Le gustaba pintar, la zarzuela, el teatro, la jardinería, el ajedrez, el derecho y los idiomas. Y aquellos dulces andaluces que le traían, en cada bocado, la fragancia de su infancia cordobesa.
Y con todo, su logro principal, la corona a una vida plenamente vivida, fue su familia. Esa familia que fundó con su esposa Maripaz, y a la que dedicó lo mejor de su vida y de su amor. Sus hijos, Raquel y Javier, fueron para él la mejor recompensa a todos sus trabajos y el centro de sus atenciones. Porque el hombre valiente y sereno que acudía a la redacción, al gabinete o al juicio era el mismo hombre que, colgada la corbata en el armario, inventaba historias infinitas para sus hijos, construía casas de muñecas o recitaba poesías. El mismo hombre que les atendía en su enfermedad y les enseñaba, con su ejemplo, a ser dueños de sus propias vidas.

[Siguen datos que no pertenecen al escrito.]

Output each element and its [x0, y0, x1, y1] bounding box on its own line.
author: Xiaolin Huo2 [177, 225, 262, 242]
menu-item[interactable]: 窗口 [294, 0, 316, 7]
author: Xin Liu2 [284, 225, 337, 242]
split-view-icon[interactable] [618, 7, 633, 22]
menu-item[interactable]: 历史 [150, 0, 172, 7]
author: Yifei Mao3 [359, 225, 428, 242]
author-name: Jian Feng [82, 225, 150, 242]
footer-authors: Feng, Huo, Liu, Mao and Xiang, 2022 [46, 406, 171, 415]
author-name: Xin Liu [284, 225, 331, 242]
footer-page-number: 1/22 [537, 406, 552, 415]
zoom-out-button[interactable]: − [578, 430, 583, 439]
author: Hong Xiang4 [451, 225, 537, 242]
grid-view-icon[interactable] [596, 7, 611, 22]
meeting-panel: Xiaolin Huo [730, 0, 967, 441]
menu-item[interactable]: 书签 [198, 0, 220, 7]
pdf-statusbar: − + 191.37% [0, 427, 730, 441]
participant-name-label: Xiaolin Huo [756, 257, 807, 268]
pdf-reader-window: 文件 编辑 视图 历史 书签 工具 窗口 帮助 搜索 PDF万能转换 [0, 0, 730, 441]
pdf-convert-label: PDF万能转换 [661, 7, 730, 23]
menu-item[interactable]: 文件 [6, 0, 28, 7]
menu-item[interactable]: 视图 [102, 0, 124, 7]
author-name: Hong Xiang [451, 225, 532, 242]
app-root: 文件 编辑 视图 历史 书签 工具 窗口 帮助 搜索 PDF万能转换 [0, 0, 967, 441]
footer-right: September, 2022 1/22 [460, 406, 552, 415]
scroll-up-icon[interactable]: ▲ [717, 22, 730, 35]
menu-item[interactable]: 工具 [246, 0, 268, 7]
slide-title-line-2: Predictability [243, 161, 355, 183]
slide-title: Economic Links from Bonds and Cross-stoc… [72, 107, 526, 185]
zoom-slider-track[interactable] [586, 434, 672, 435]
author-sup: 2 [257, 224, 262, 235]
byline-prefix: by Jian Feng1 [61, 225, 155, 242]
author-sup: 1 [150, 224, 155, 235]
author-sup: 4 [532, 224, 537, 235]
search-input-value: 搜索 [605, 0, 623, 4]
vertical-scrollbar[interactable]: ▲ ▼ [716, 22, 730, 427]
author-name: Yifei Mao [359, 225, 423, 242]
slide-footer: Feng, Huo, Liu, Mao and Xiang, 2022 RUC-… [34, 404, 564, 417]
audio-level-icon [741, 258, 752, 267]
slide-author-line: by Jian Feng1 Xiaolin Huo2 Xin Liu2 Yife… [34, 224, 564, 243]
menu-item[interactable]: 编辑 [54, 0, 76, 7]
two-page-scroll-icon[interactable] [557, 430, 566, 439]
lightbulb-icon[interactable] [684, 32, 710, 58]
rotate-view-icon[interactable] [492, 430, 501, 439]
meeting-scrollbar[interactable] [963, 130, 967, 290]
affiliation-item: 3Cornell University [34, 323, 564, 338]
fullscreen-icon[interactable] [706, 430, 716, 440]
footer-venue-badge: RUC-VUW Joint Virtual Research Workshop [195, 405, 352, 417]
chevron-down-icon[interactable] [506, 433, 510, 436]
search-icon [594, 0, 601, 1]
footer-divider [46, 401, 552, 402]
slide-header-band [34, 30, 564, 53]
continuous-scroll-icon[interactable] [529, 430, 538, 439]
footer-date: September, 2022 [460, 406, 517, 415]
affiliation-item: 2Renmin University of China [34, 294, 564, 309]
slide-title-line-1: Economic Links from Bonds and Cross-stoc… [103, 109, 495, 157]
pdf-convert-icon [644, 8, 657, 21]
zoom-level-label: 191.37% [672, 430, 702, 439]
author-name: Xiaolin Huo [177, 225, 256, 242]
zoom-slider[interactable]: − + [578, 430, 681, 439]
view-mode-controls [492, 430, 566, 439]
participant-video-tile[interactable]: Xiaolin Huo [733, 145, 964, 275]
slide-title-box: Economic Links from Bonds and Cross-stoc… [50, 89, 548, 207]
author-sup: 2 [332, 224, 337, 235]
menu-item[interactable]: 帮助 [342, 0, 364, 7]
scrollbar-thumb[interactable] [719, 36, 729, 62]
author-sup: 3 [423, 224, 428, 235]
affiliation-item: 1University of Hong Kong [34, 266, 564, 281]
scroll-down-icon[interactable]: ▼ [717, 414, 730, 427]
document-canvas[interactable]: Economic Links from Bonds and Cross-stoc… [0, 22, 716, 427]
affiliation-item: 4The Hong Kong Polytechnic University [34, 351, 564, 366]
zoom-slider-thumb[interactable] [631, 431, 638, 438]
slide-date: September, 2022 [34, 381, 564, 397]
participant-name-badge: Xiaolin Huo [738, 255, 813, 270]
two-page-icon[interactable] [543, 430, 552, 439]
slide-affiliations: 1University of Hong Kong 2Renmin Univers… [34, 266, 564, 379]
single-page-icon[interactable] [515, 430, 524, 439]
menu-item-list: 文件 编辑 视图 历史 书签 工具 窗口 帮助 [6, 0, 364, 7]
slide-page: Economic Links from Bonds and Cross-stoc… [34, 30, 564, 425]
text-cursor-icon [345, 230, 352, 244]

Así fue Salvador y así le recordaremos. Y para quienes no habéis tenido la fortuna de conocerle en persona, no tenéis más que mirar a sus hijos, donde podréis reconocer, sin duda, lo mejor de su padre.
Dejó honda huella en todos aquellos quienes le conocieron. Siempre estaba contento, pese a su aparente seriedad. Fue constante apoyo de su esposa y de sus hijos, quienes contaron con él en todo momento. Su valor al enfrentarse a una enfermedad tan terrible como el párkinson fue extraordinario. Nunca se dio por vencido, y continuamente contó con la compañía, ayuda y los cuidados abnegados de Maripaz. Su resistencia asombró y llegó a desconcertar a los médicos. Le permitió conocer a sus seis nietos, ante los que, pese a su doloroso deterioro físico, siempre sonreía y con quienes intentaba hablar o, al menos, interactuar. Su mirada, ya encerrada en su cuerpo, transmitía felicidad, alegría y orgullo al ver a su familia. Murió tranquilo, arropado por el amor de su esposa, de sus hijos, de sus nietos y del resto de los suyos. No le quedó nada por hacer.